Kamu Çalışanları ve Vergilendirme Adaletsizliği: Bir Vaka Analizi
Hükümetin memur ve emekli memurlara yönelik zammı, enflasyon oranının altında kalırken, kamu çalışanlarının durumu daha da zor bir hale geldi. Bu bağlamda, gelir dağılımındaki adaletsizlikler ve vergi politikalarının baştan aşağıya gözden geçirilmesi gerektiğine dair açıklamalarda bulunan Taşkın, durumu açık bir dille ifade ediyor.
Gelin, biraz daha derinlere inelim. Taşkın, 2023 yılında memur ve memur emeklilerine yapılan 8.077 TL’lik seyyanen zammın, taban maaşa yansıtılmaması sonucu birçok kamu çalışanının mağduriyet yaşadığını dile getiriyor. “Sözler tutulmadı,” diyen Taşkın, bu durumun sorumluluğunun sadece bireylerde olmadığını vurguluyor. Elbette dikkat çekici; büyük şirketlerin devasa vergi yükü yerine sabit ve dar gelirli kamu çalışanlarının sırtına binen yükü göz önünde bulundurmalıyız.
Bunu söylerken, biz de insan olarak eşitlik ilkesinin nasıl ihlal edildiğine dair bir anekdot paylaşmak istiyoruz. Geçen hafta bir arkadaşım, yıllardır çalıştığı bir kamu kurumunda aldığı maaşın, senden benden daha fazla kazanan sanayicilerin vergi muafiyetleriyle kıyaslandığında nasıl da yetersiz kaldığını anlattı. Düşünün ki, yıllarca emek vermiş, toplumun bel kemiği olan memurlar, işte bu duruma düşmekte. Taşkın, durumu şöyle özetliyor: “Devletin vergi yükü, dar ve sabit gelirli memur ve memur emeklilerinin omuzlarına yüklenmektedir.” Bu, ciddi bir çifte standart değil mi?
Vergi Dilimlerinin Yetersizliği ve Sendika Rolü
Taşkın, kamu çalışanlarının vergi ödemelerinin çoğunlukla bordrolarından kesildiğini belirtiyor. “2023 yılının Ekim ayında yüzde 27 vergi oranına takılmak,” gibi cümleler kurarak, yıl içerisinde yaşanan karmaşayı gözler önüne seriyor. Hangi mantıkla yüksek vergi oranına bu kadar erken yakalanıyorlar? İşte bu noktada sendikaların rolü devreye girmeli. Taşkın, yetkili sendikanın etkisiz ve sessiz tutumunun birçok hakkı kaybetmelerine yol açtığını vurguluyor. “Eğer etkili bir sendikacılık yapılsaydı, bu durumda şu anki sıkıntılarımızın çoğunu yaşamazdık,” diyor.

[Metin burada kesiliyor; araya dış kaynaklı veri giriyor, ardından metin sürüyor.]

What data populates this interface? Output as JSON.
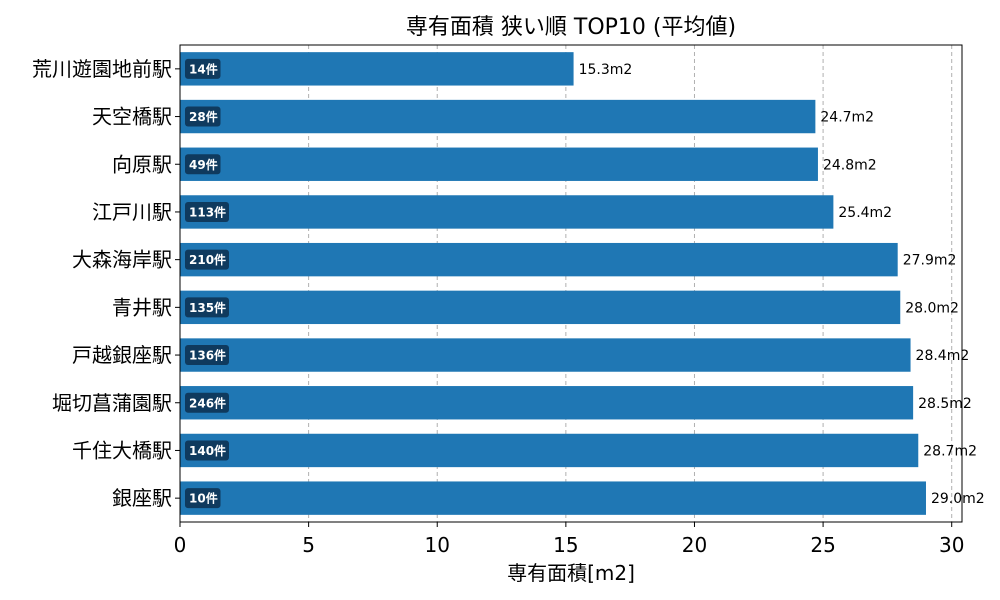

Talep ve Gerekli Reformlar
Son olarak, Taşkın, dar ve sabit gelirli kamu çalışanlarının yaşam koşullarının iyileştirilmesi gerektiğini, Anayasa’nın eşitlik ve çalışma haklarına vurgu yaparak dile getiriyor. “Enflasyon farkı her ay maaşa yansıtılmalı ve vergi oranları yüzde 15’te sabitlenmelidir,” diyor. Buradan çıkarılacak ders oldukça net; adil bir vergi politikası, ancak az kazanandan az, çok kazanandan çok vergi alınması ile sağlanabilir.

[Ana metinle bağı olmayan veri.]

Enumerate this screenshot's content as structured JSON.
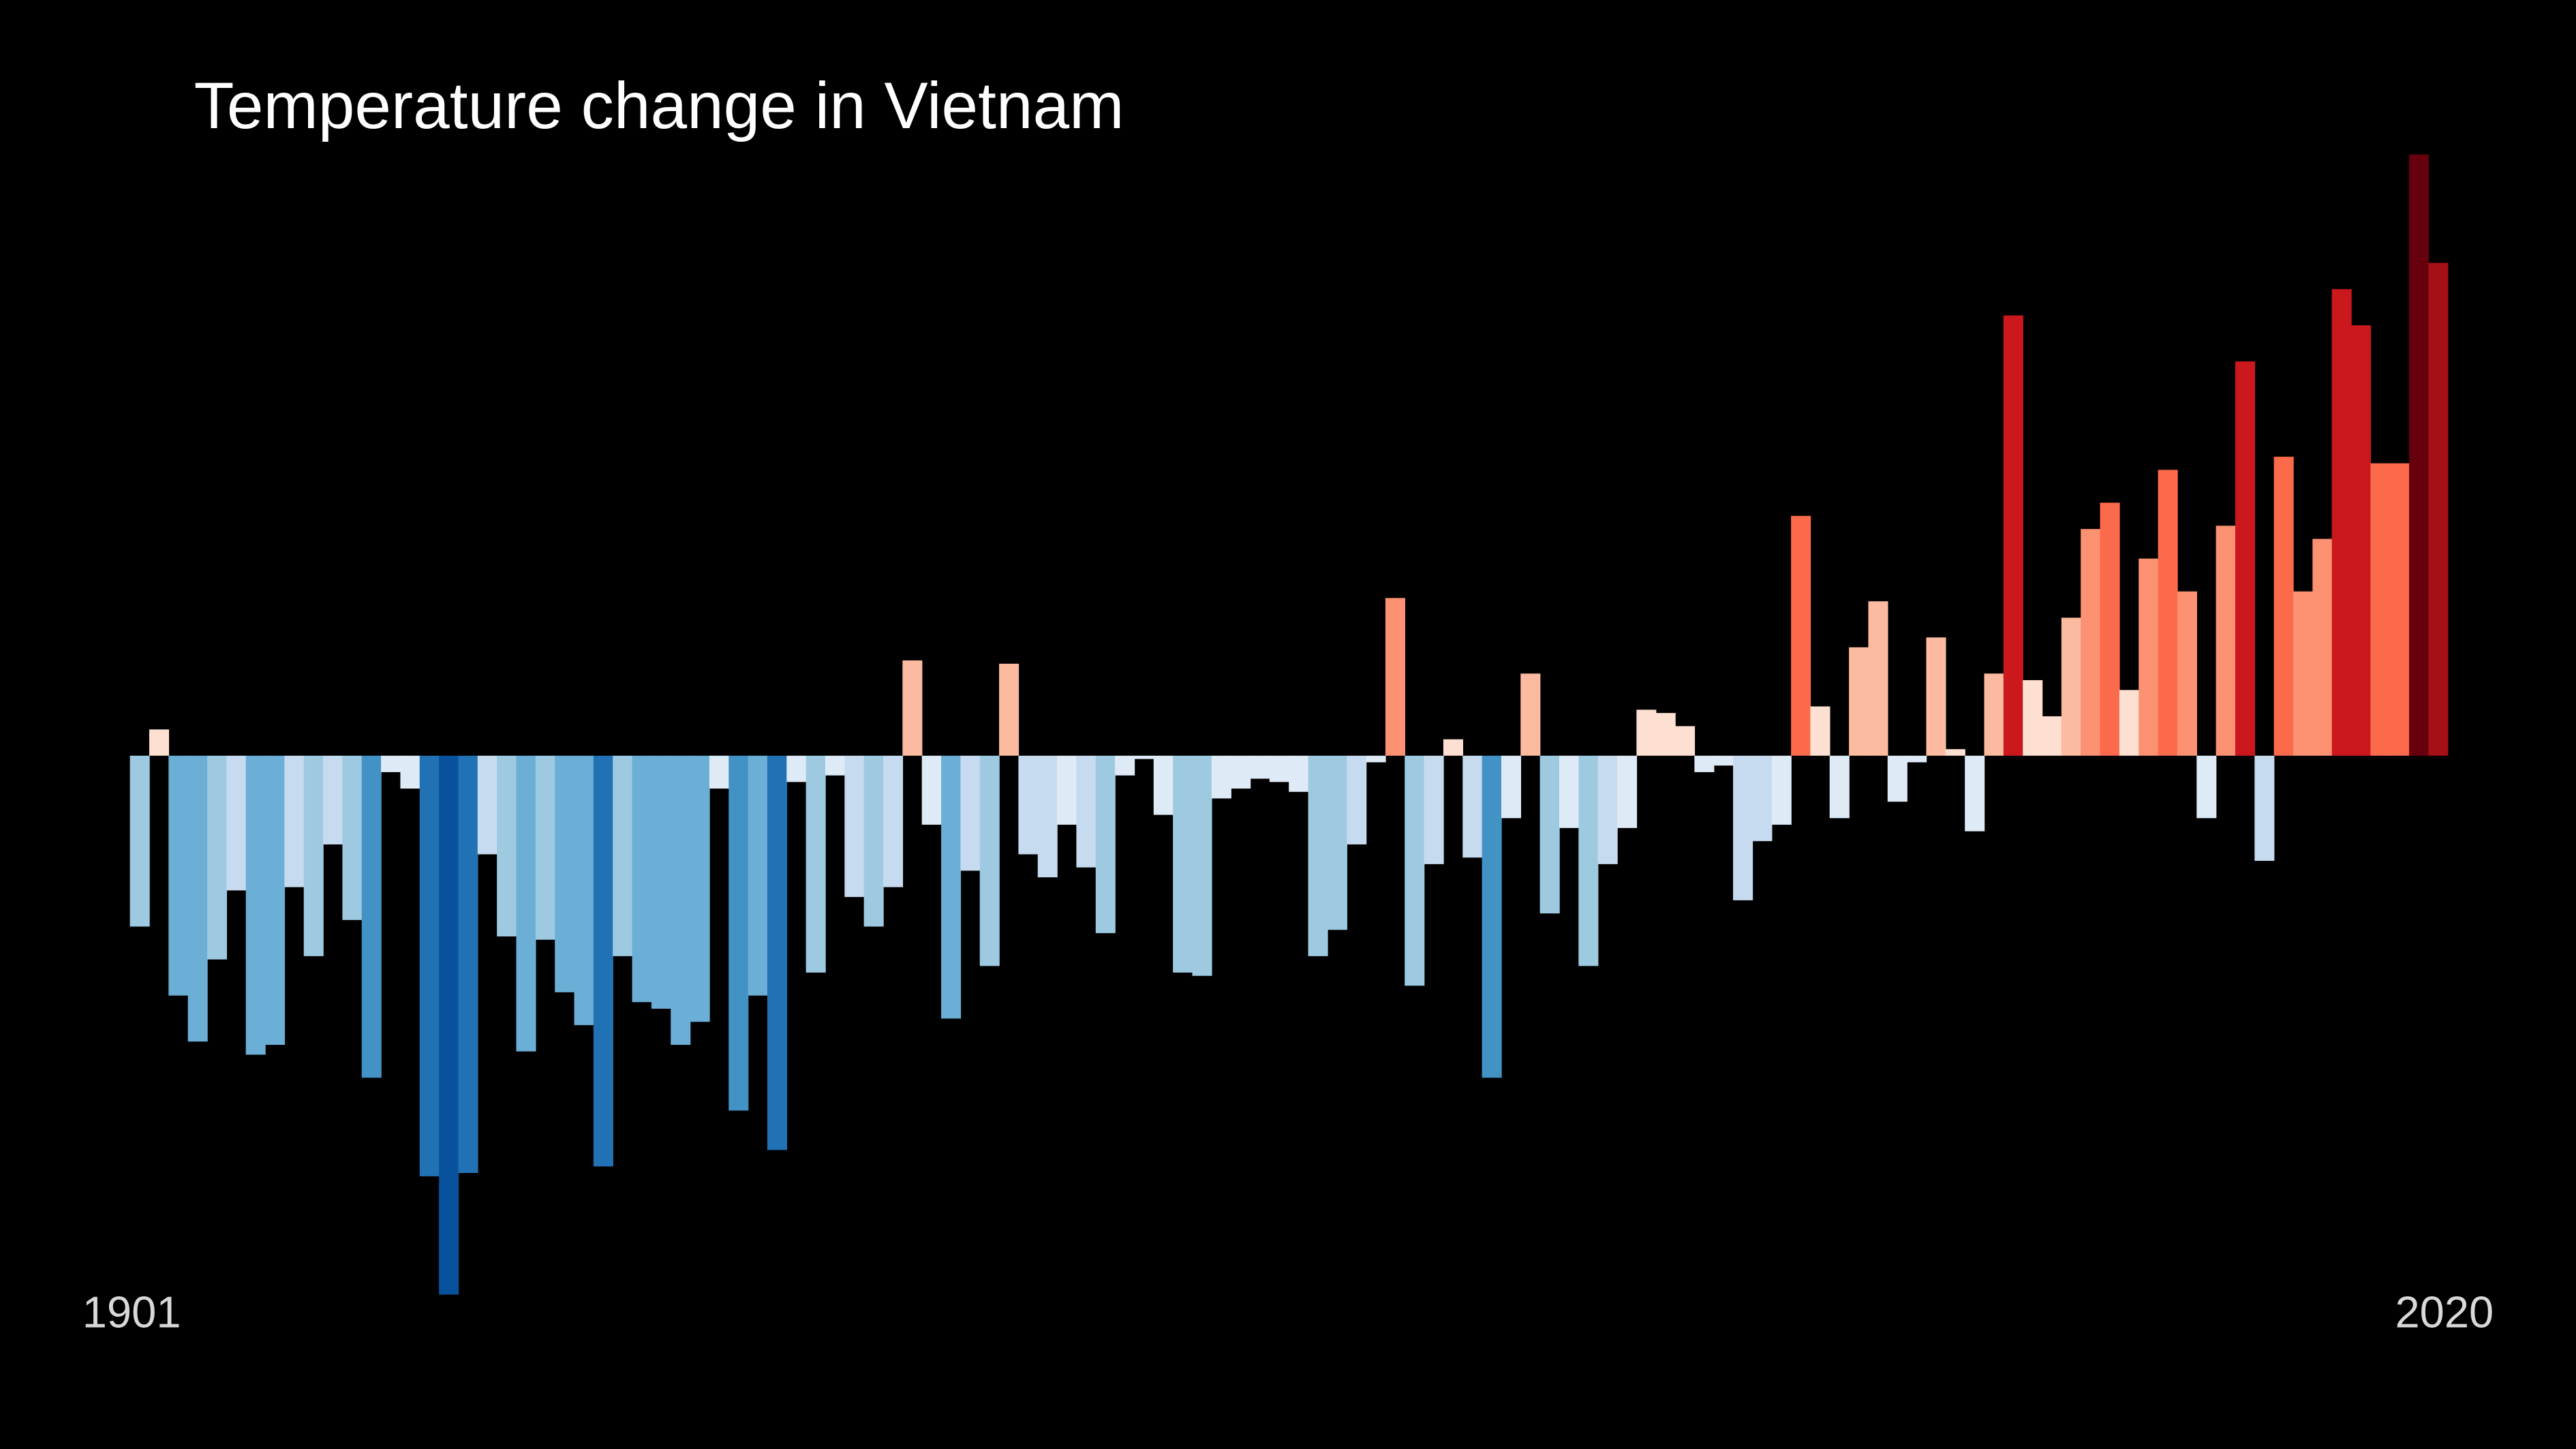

Sonuç olarak, kamu çalışanlarının yaşadığı bu adaletsizlikler, yalnızca ekonomiyle sınırlı kalmıyor. Toplumun genelinde güven kaybı yaratıyor ve iş barışını tehdit ediyor. Adaletin sağlanması adına atılacak adımlar, bu bireylerin üzerine kurulu olduğu toplum için de umut verici bir gelecek sunabilir. Şimdi, devlet yetkililerine düşen görevleri yerine getirerek bu durumu iyileştirmek. Ancak birlikte hareket edersek, belki de daha adil bir geleceğe doğru bir adım atmış oluruz.